Liputan6.com, Aceh - Fakta baru mengenai kasus kekerasan seksual terhadap seorang anak yang berusia 14 tahun asal Aceh Barat terungkap melalui kronologi hasil pendalaman pihak LBH Banda Aceh yang merupakan pendamping hukum korban. Dari hasil mendalami cerita korban tersebut, kemungkinan banyak pihak yang bisa diseret atau diletakkan satu barisan dengan pelaku, Fdhl (22) dalam kasus ini.
Pertama, teman pelaku yang datang beberapa saat setelah pelaku menemui korban sebelum pelaku mengancam korban dengan pisau sampai menganiaya dengan cara menjambak rambutnya. Teman pelaku adalah orang yang membawa sepeda motor korban serta orang yang menyuruh pelaku untuk segera membawa pergi korban dari tempat itu jika tidak ingin aksinya ketahuan.
Kedua, kakak dan nenek pelaku di Aceh Timur yang sempat memaksa korban untuk menikah dengan pelaku setiba mereka di sana. Ketika korban menolak, kakak pelaku sempat melontarkan kata-kata yang bunyinya menyuruh pelaku untuk memerkosa korban saja—ucapan kakaknya dibalas pelaku dengan mengatakan bahwa memang hal itu yang diinginkannya.
Advertisement
Malam itu, keluarganya menyuruh pelaku membawa masuk korban ke dalam kamar untuk beristirahat sementara mereka akan menginap ke rumah kakak pelaku yang ada di sebelah. Pelaku melakukan rudapaksa kepada korban sebanyak 3 kali pada malam itu, dan kembali melakukan sebanyak 2 kali keesokan harinya.
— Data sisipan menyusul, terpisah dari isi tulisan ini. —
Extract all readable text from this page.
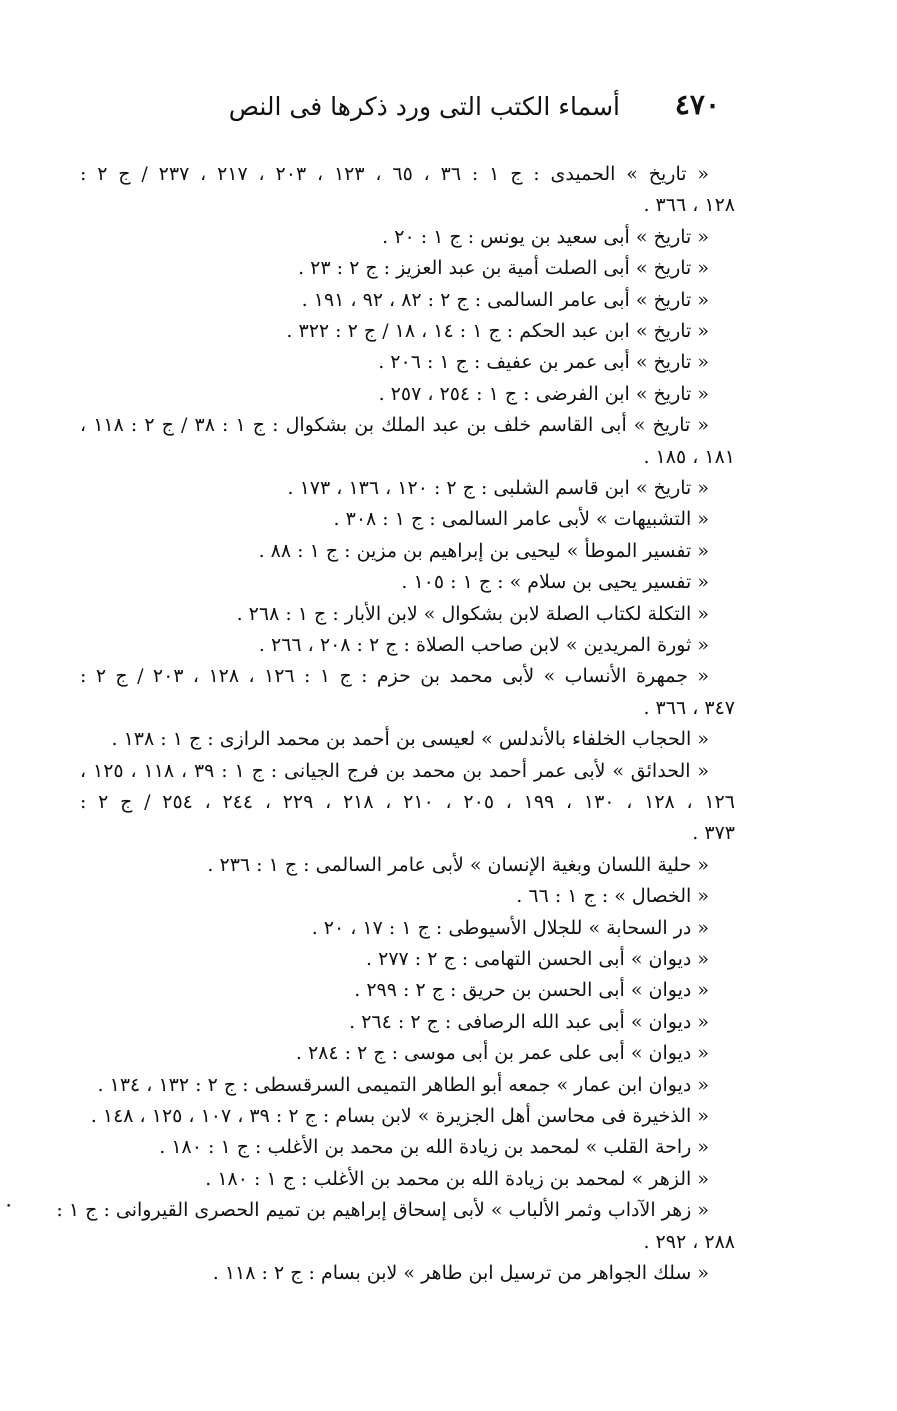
٤٧٠
أسماء الكتب التى ورد ذكرها فى النص
« تاريخ » الحميدى : ج ۱ : ۳٦ ، ٦٥ ، ۱۲۳ ، ۲۰۳ ، ۲۱۷ ، ۲۳۷ / ج ۲ :
۱۲۸ ، ۳٦٦ .
« تاريخ » أبى سعيد بن يونس : ج ۱ : ۲۰ .
« تاريخ » أبى الصلت أمية بن عبد العزيز : ج ۲ : ۲۳ .
« تاريخ » أبى عامر السالمى : ج ۲ : ۸۲ ، ۹۲ ، ۱۹۱ .
« تاريخ » ابن عبد الحكم : ج ۱ : ۱٤ ، ۱۸ / ج ۲ : ۳۲۲ .
« تاريخ » أبى عمر بن عفيف : ج ۱ : ۲۰٦ .
« تاريخ » ابن الفرضى : ج ۱ : ۲٥٤ ، ۲٥۷ .
« تاريخ » أبى القاسم خلف بن عبد الملك بن بشكوال : ج ۱ : ۳۸ / ج ۲ : ۱۱۸ ،
۱۸۱ ، ۱۸٥ .
« تاريخ » ابن قاسم الشلبى : ج ۲ : ۱۲۰ ، ۱۳٦ ، ۱۷۳ .
« التشبيهات » لأبى عامر السالمى : ج ۱ : ۳۰۸ .
« تفسير الموطأ » ليحيى بن إبراهيم بن مزين : ج ۱ : ۸۸ .
« تفسير يحيى بن سلام » : ج ۱ : ۱۰٥ .
« التكلة لكتاب الصلة لابن بشكوال » لابن الأبار : ج ۱ : ۲٦۸ .
« ثورة المريدين » لابن صاحب الصلاة : ج ۲ : ۲۰۸ ، ۲٦٦ .
« جمهرة الأنساب » لأبى محمد بن حزم : ج ۱ : ۱۲٦ ، ۱۲۸ ، ۲۰۳ / ج ۲ :
۳٤۷ ، ۳٦٦ .
« الحجاب الخلفاء بالأندلس » لعيسى بن أحمد بن محمد الرازى : ج ۱ : ۱۳۸ .
« الحدائق » لأبى عمر أحمد بن محمد بن فرج الجيانى : ج ۱ : ۳۹ ، ۱۱۸ ، ۱۲٥ ،
۱۲٦ ، ۱۲۸ ، ۱۳۰ ، ۱۹۹ ، ۲۰٥ ، ۲۱۰ ، ۲۱۸ ، ۲۲۹ ، ۲٤٤ ، ۲٥٤ / ج ۲ :
۳۷۳ .
« حلية اللسان وبغية الإنسان » لأبى عامر السالمى : ج ۱ : ۲۳٦ .
« الخصال » : ج ۱ : ٦٦ .
« در السحابة » للجلال الأسيوطى : ج ۱ : ۱۷ ، ۲۰ .
« ديوان » أبى الحسن التهامى : ج ۲ : ۲۷۷ .
« ديوان » أبى الحسن بن حريق : ج ۲ : ۲۹۹ .
« ديوان » أبى عبد الله الرصافى : ج ۲ : ۲٦٤ .
« ديوان » أبى على عمر بن أبى موسى : ج ۲ : ۲۸٤ .
« ديوان ابن عمار » جمعه أبو الطاهر التميمى السرقسطى : ج ۲ : ۱۳۲ ، ۱۳٤ .
« الذخيرة فى محاسن أهل الجزيرة » لابن بسام : ج ۲ : ۳۹ ، ۱۰۷ ، ۱۲٥ ، ۱٤۸ .
« راحة القلب » لمحمد بن زيادة الله بن محمد بن الأغلب : ج ۱ : ۱۸۰ .
« الزهر » لمحمد بن زيادة الله بن محمد بن الأغلب : ج ۱ : ۱۸۰ .
« زهر الآداب وثمر الألباب » لأبى إسحاق إبراهيم بن تميم الحصرى القيروانى : ج ۱ :
۲۸۸ ، ۲۹۲ .
« سلك الجواهر من ترسيل ابن طاهر » لابن بسام : ج ۲ : ۱۱۸ .
•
Ketika pelaku membawa pulang korban ke Aceh Barat, ia sempat dititipkan ke abang kandung pelaku sebelum korban dibawa ke kantor kepala desa di mana pelaku tinggal sampai ia dibawa ke kantor kepolisian tingkat sektor setempat. Sementara itu, pelaku dibawa melarikan diri oleh sepupunya.
Melihat pola yang terkesan telah diatur sedemikian rupa ini, tampak bahwa keluarga pelaku bermufakat agar pelaku bisa melakukan rudapaksa terhadap korban. Kendati demikian, perlu dicatat bahwa hal ini perlu dikembangkan dengan serius oleh aparat penegak hukum.
Dalam Pasal 76E Undang-Undang Perlindungan Anak (UUPA), setiap orang dilarang melakukan kekerasan atau ancaman kekerasan, memaksa, melakukan tipu muslihat, melakukan serangkaian kebohongan, atau membujuk anak untuk melakukan atau membiarkan dilakukan perbuatan cabul.
Sementara, dalam Pasal 82 ayat 1, disebutkan bahwa setiap orang yang melanggar ketentuan sebagaimana dimaksud dalam Pasal 76E dipidana dengan pidana penjara paling singkat 5 (lima) tahun dan paling lama 15 (lima belas) tahun dan denda paling banyak Rp5.000.000.000,00 (lima miliar rupiah).
Jika pengakuan korban benar, maka keluarga pelaku masuk dalam perbuatan membiarkan sehingga mereka patut diseret dalam pengembangan kasus ini. Akan tetapi, hingga saat ini kepolisian masih berkutat dengan pelaku utama saja.
Catatan:
Dalam berita sebelumnya, tindakan rudapaksa dilakukan sebanyak 3 kali, namun terungkap dalam kronologi hasil pendalaman LBH Banda Aceh, dilakukan sebanyak 5 kali.
Ketika membawa pulang korban, pelaku menitipkannya kepada abang kandung pelaku, namun terungkap dalam kronologi hasil pendalaman LBH Banda Aceh, yang menjemput adalah abang kandung pelaku.